Un grand merci à Blaq Out ainsi qu’à Cinetrafic pour m’avoir permis de découvrir et de chroniquer le film « Elser un héros ordinaire » de Oliver Hirschbiegel.
« Puisque vous croyez tout savoir, fusillez-moi et basta ! »
Allemagne, 8 Novembre 1939. Adolf Hitler prononce une allocution devant les dirigeants du parti nazi dans la brasserie Bürgerbräu à Munich. Une bombe explose, mais Hitler ainsi que Joseph Goebbels, Heinrich Himmler, Martin Bormann et d’autres ont quitté les lieux quelques minutes plus tôt. L’attentat est un échec. Rattrapé à la frontière suisse alors qu’il tentait de s’enfuir, Georg Elser est arrêté puis transféré à Munich pour être interrogé. Pour les Nazis, il s’agit d’un complot et on le soupçonne d’être un pion entre les mains d’une puissance étrangère. Rien ne prédestinait Georg Elser, modeste menuisier, à commettre cet acte insensé ; mais son indignation face à la brutalité croissante du régime aura réveillé en lui un héros ordinaire…
« Je n’ai jamais adhéré à rien. J’ai toujours été un homme libre. Et un homme libre doit faire ce qui est juste. Si l’Homme n’est plus libre, il meurt »

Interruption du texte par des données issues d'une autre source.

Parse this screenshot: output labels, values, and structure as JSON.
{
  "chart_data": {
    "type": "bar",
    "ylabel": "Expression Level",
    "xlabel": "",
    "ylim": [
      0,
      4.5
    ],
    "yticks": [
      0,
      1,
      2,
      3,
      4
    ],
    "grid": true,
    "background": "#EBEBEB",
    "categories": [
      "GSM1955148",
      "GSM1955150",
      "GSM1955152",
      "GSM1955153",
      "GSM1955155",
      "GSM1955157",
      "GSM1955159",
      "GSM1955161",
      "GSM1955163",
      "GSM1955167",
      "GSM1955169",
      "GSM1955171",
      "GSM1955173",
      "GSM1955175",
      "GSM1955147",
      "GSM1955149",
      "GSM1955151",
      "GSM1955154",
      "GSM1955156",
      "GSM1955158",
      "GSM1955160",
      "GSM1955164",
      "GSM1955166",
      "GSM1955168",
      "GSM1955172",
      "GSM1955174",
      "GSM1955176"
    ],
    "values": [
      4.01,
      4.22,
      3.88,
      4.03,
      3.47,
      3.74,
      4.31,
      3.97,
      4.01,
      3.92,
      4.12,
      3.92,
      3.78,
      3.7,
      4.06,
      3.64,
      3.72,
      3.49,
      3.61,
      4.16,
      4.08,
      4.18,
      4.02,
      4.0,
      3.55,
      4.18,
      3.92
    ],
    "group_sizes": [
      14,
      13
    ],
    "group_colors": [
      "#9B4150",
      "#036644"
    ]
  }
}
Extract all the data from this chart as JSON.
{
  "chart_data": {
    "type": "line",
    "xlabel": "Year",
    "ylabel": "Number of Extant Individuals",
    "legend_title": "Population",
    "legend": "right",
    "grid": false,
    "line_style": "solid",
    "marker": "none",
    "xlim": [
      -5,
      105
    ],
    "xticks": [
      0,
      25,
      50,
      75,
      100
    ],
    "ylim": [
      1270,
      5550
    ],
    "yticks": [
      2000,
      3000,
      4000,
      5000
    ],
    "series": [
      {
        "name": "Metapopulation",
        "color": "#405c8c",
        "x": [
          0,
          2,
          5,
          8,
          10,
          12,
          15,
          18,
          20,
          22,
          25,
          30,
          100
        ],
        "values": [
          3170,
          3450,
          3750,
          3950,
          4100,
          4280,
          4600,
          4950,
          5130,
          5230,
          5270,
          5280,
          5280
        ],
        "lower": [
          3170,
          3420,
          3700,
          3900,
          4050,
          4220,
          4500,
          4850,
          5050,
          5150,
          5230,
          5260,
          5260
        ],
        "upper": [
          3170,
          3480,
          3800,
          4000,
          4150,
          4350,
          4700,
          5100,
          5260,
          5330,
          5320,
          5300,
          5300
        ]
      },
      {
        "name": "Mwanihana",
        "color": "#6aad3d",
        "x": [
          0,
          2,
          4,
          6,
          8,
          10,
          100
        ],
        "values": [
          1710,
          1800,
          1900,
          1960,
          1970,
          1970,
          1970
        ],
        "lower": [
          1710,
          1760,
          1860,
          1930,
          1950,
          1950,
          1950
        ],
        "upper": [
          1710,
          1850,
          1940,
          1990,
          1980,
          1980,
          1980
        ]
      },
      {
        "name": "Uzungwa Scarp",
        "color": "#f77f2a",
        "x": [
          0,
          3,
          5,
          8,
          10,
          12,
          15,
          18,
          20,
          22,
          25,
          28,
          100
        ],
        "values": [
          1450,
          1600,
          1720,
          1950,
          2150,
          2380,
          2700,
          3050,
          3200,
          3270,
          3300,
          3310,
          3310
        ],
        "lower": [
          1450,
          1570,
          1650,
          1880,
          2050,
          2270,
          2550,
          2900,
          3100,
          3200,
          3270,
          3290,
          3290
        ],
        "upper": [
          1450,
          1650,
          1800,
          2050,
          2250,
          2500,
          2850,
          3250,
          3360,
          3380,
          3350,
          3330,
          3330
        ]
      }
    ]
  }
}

Solide réalisateur de séries pour la télévision allemande (« Tatort », « Rex chien flic »), Oliver Hirschbiegel délaisse le petit écran au début des années 2000 pour tenter sa chance sur le grand écran. Son premier film, « L’expérience » est ainsi remarqué. Mais c’est en 2004, avec « La chute », grande fresque historique sur les derniers jours d’Hitler et l’effondrement du Reich qui lui permettront d’acquérir une reconnaissance internationale. Un succès qui lui ouvre immédiatement les portes d’Hollywood. Mais deux films plus tard (« Invasion » en 2007 avec Nicole Kidman et « Diana », biopic raté sur Lady Di interprétée par Naomi Watts), force est de constater que l’expérience ne fut pas des plus concluantes. Après une nouvelle parenthèse pour la télévision (il réalise quelques épisodes de la série « Borgia »), il revient tourner son nouveau film - « Elser un héros ordinaire » - sur ses terres natales. Revenant ainsi à l’un de ses sujets de prédilection (l’Allemagne et la seconde guerre mondiale), il signe un film historique en forme de biopic consacré à Georg Elser, simple menuisier de son état, qui fomenta, seul, un attentat contre Hitler et les dignitaires du Reich, le 8 novembre 1939 à Munich. Torturé puis déporté, il fut considéré comme un « prisonnier spécial » et ne fut exécuté à la sauvette que six ans plus tard, le 9 avril 1945. Soit le même jour qu’un autre « prisonnier spécial » du Reich, à savoir l’Amiral Canaris. Longtemps méconnu, Georg Elser obtint finalement une reconnaissance posthume tardive pour sa bravoure et ses actes de résistance au cours des années 90.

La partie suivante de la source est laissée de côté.